Molecular Biophysics Unit, Indian Institute of Science, Bangalore, 560012, India.
Centre for Development of Advanced Computing, Knowledge Park, Byappanahalli, Bangalore, 560038, India.
Sci Rep. 2021 Apr 22;11(1):8746. doi: 10.1038/s41598-021-87833-4.
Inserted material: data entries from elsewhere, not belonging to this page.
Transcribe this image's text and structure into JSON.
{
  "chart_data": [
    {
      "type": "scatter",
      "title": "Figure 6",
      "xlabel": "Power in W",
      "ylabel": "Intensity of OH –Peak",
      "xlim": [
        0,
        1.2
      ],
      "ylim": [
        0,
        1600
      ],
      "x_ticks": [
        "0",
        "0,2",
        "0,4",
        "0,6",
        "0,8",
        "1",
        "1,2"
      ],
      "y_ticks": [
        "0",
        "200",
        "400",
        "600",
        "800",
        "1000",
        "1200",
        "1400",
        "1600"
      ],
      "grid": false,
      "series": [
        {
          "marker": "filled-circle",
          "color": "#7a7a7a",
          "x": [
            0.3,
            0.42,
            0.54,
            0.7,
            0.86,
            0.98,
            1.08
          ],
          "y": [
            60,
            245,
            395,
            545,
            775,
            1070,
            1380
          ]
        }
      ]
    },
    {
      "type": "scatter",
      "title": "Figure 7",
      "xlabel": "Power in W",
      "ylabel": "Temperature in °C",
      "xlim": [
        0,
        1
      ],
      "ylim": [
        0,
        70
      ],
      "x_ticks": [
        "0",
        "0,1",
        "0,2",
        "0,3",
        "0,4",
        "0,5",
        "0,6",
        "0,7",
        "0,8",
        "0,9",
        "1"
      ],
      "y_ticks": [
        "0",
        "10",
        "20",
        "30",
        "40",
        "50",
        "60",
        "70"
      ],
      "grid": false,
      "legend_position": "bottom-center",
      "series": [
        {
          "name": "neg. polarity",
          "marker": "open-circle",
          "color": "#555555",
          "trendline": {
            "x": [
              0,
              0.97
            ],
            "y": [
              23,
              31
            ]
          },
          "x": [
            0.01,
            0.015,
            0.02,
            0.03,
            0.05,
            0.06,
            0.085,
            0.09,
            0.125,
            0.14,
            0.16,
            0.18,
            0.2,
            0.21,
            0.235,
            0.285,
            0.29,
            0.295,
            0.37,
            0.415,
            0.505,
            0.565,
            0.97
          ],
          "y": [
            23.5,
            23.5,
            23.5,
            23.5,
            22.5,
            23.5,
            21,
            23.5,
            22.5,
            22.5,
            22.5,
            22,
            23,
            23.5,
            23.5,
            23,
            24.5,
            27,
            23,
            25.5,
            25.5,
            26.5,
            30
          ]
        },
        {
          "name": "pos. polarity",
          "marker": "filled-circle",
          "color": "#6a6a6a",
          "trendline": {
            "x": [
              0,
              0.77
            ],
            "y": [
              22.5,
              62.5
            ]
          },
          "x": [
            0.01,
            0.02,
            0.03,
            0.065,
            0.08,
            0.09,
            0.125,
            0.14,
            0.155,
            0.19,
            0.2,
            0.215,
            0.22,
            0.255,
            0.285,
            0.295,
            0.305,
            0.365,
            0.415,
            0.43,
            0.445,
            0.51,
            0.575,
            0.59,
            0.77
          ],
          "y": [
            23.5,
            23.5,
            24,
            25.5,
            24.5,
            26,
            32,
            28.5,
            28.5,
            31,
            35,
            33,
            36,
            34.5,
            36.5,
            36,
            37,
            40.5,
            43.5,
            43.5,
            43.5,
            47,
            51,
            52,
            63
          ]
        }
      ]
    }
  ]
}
Genome sequencing projects unearth sequences of all the protein sequences encoded in a genome. As the first step, homology detection is employed to obtain clues to structure and function of these proteins. However, high evolutionary divergence between homologous proteins challenges our ability to detect distant relationships. In the past, an approach involving multiple Position Specific Scoring Matrices (PSSMs) was found to be more effective than traditional single PSSMs. Cascaded search is another successful approach where hits of a search are queried to detect more homologues. We propose a protocol, 'Master Blaster', which combines the principles adopted in these two approaches to enhance our ability to detect remote homologues even further. Assessment of the approach was performed using known relationships available in the SCOP70 database, and the results were compared against that of PSI-BLAST and HHblits, a hidden Markov model-based method. Compared to PSI-BLAST, Master Blaster resulted in 10% improvement with respect to detection of cross superfamily connections, nearly 35% improvement in cross family and more than 80% improvement in intra family connections. From the results it was observed that HHblits is more sensitive in detecting remote homologues compared to Master Blaster. However, there are true hits from 46-folds for which Master Blaster reported homologs that are not reported by HHblits even using the optimal parameters indicating that for detecting remote homologues, use of multiple methods employing a combination of different approaches can be more effective in detecting remote homologs. Master Blaster stand-alone code is available for download in the supplementary archive.
基因组测序项目揭示了基因组中所有蛋白质序列的序列。作为第一步,同源性检测用于获得这些蛋白质的结构和功能线索。然而,同源蛋白之间的高度进化分歧挑战了我们检测远缘关系的能力。过去,发现涉及多个位置特异性评分矩阵(PSSM)的方法比传统的单个 PSSM 更有效。级联搜索是另一种成功的方法,其中搜索的命中被查询以检测更多的同源物。我们提出了一种名为“Master Blaster”的协议,该协议结合了这两种方法中采用的原理,以进一步提高我们检测远程同源物的能力。使用 SCOP70 数据库中可用的已知关系对该方法进行了评估,并将结果与 PSI-BLAST 和 HHblits(基于隐马尔可夫模型的方法)进行了比较。与 PSI-BLAST 相比,Master Blaster 在检测跨超家族连接方面提高了 10%,在跨家族方面提高了近 35%,在家族内连接方面提高了 80%以上。从结果中可以看出,与 Master Blaster 相比,HHblits 在检测远程同源物方面更敏感。然而,有 46 倍的真实命中,Master Blaster 报告了 HHblits 没有报告的同源物,即使使用最优参数也表明,对于检测远程同源物,使用多种方法结合不同方法的组合可以更有效地检测远程同源物。Master Blaster 独立代码可在补充档案中下载。